11 thoughts on “On the Differences Between the Old and the New

  1. A world class goal from Wales until you add the context: Uefa Friendly League; no challenges; getting beaten next game. All very familiar to fans of Wenger teams of the last 10 years.

    We’ll find out more about Arsenal at the weekend. Benitez always seemed to have the upper hand over Wenger. If we get a decent result Emery will be on a roll, a bad result and he’s back to square one.

  2. That’s true re Saturday, Pete.

    Mind you, Newcastle’s win last season stopped a run of ten consecutive Arsenal wins so it was a blip, I thnk. Be surprised if they took anything off us this time around.

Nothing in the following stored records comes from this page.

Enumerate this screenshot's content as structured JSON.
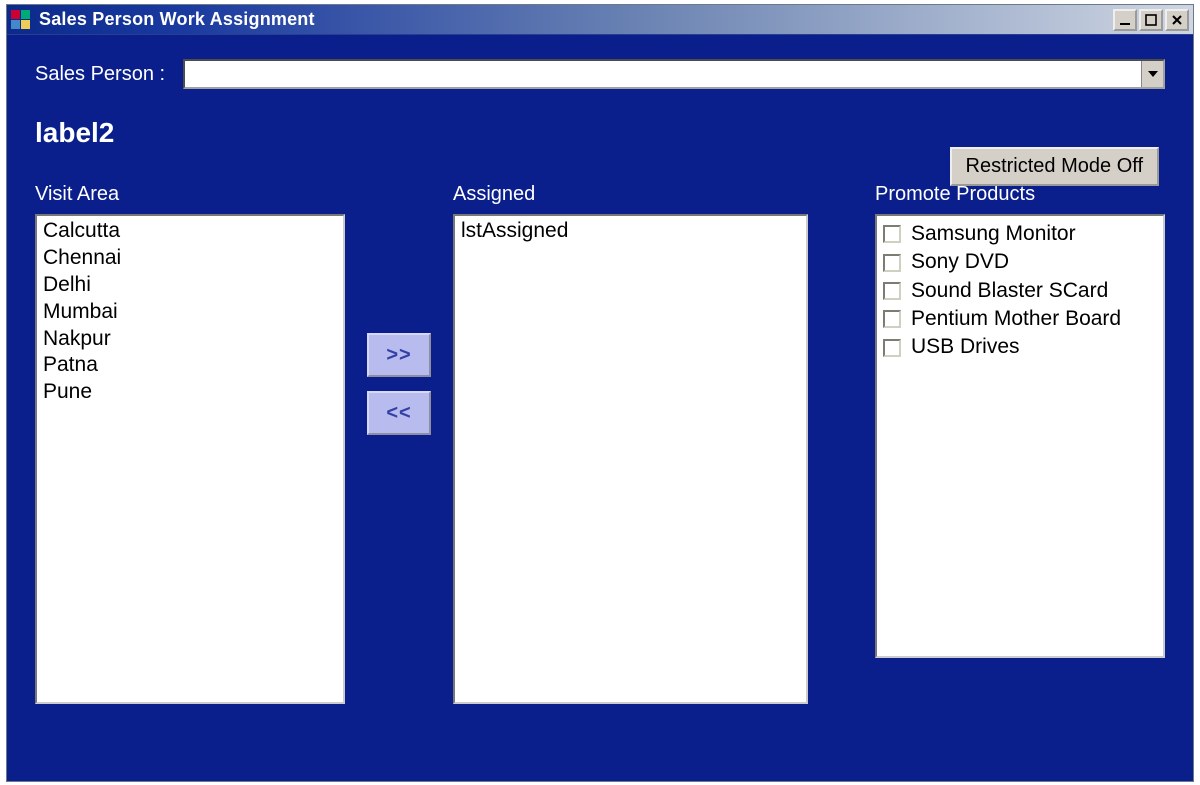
{
  "window": {
    "title": "Sales Person Work Assignment"
  },
  "labels": {
    "salesPerson": "Sales Person :",
    "label2": "label2",
    "restrictedMode": "Restricted Mode Off",
    "visitArea": "Visit Area",
    "assigned": "Assigned",
    "promoteProducts": "Promote Products",
    "moveRight": ">>",
    "moveLeft": "<<"
  },
  "salesPersonValue": "",
  "visitAreaItems": [
    "Calcutta",
    "Chennai",
    "Delhi",
    "Mumbai",
    "Nakpur",
    "Patna",
    "Pune"
  ],
  "assignedItems": [
    "lstAssigned"
  ],
  "productItems": [
    {
      "label": "Samsung Monitor",
      "checked": false
    },
    {
      "label": "Sony DVD",
      "checked": false
    },
    {
      "label": "Sound Blaster SCard",
      "checked": false
    },
    {
      "label": "Pentium Mother Board",
      "checked": false
    },
    {
      "label": "USB Drives",
      "checked": false
    }
  ]
}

  3. Everything does feel new and different, but it will take time.

    Newcastle will be a test, only cause of Benetiz, I’m excited to see how we push on. Sure some of the players are off (fingers crossed on Torriera), but quite a few stayed back which bodes well as they can continue to learn under Emery.

  4. Pete the Thirst,

    Hmmm. But is that correct? Wenger All Time Record v Benitez
    P W D L GF GA Win %
    20 8 6 6 36 31 40

    I recall wins versus Liverpool (2-1; 3-6; 1-3 and that 4-4 draw at Anfield). Benitez’ wins against Wenger were mainly at Chelsea and Valencia, plus a couple with Liverpool.

  5. It is not uncommon to find players talk up current bosses; so Bellerin, who is Spanish now feels Wenger’s (and his staff) methods were stale, but praises Bould, who is still on Emery’s backroom staff cast. Playing the game, he is; who is to know what he may have said about how his defensive game hasn’t been helped by Bould, had Bouldie left to take up that offer at Villa?

    A new man always brings freshness, no doubt. But talk of some landslide changes won’t be happening in a hurry because the EPL is just what it is; a difficult league for a new manager. For now, the clearest change I have seen is our keeper being made to play out from the back; Arsenal under Wenger, had always passed it out (by the defenders -Per, Kos, Holding & Chambers are adept at this) or lump it forward when pressed and we had Giroud to win the headers. We are still working hard to match the fluidity of our forward play, but I see Emery cracking that one easily, after a few wins.

  6. Maybe I am being selective but Benitiez’s defensive set up seemed to fox Wenger on a number of occasions. The ones that come to the front of my memory are:
    – Last season at Newcastle when we let that journeyman get the winner
    – 2008 CL when we threw away the game at Anfield. Leading on away goals with 5 minutes to go we somehow lost 4-2

    Pete the Thirst,

    Hmmm. But is that correct? Wenger All Time Record v Benitez

    I recall wins versus Liverpool (2-1; 3-6; 1-3 and that 4-4 draw at Anfield). Benitez’ wins against Wenger were mainly at Chelsea and Valencia, plus a couple with Liverpool.

  7. The one thing with Emery that I hope will ensue is setting up strategy based on each particular opponent. Under Wenger, that hardly ever happened and Arsenal performed poorly on the road, particularly up north. Consequently, sides that performed aggressively or put up a wall usually came off best, leaving Wenger to wring his hands and moan that they could have won if this or that had or hadn’t happened.
    That’s why this season is so interesting: not just whether they win but what sort of a game they play. Looking forward to the Newcastle game as a result.

  8. Blue Yonder,

    To be fair, last season was the only season under the previous manager, in memory, that we were generally poor Away from home. If anything, Arsenal was usually strong away, even “up north”. Arsenal has had seasons where we didn’t lose any game away from home. Just saying we need to slow down with the general statements that aren’t necessarily backed by the records, even as we all want the best for the club and new manager.

  9. We hope Emery’s preparation for opponents pays dividends. Of course you have still to get the tactical plan correct and the players have to be adept at implementing it. Still, having a plan is a first step.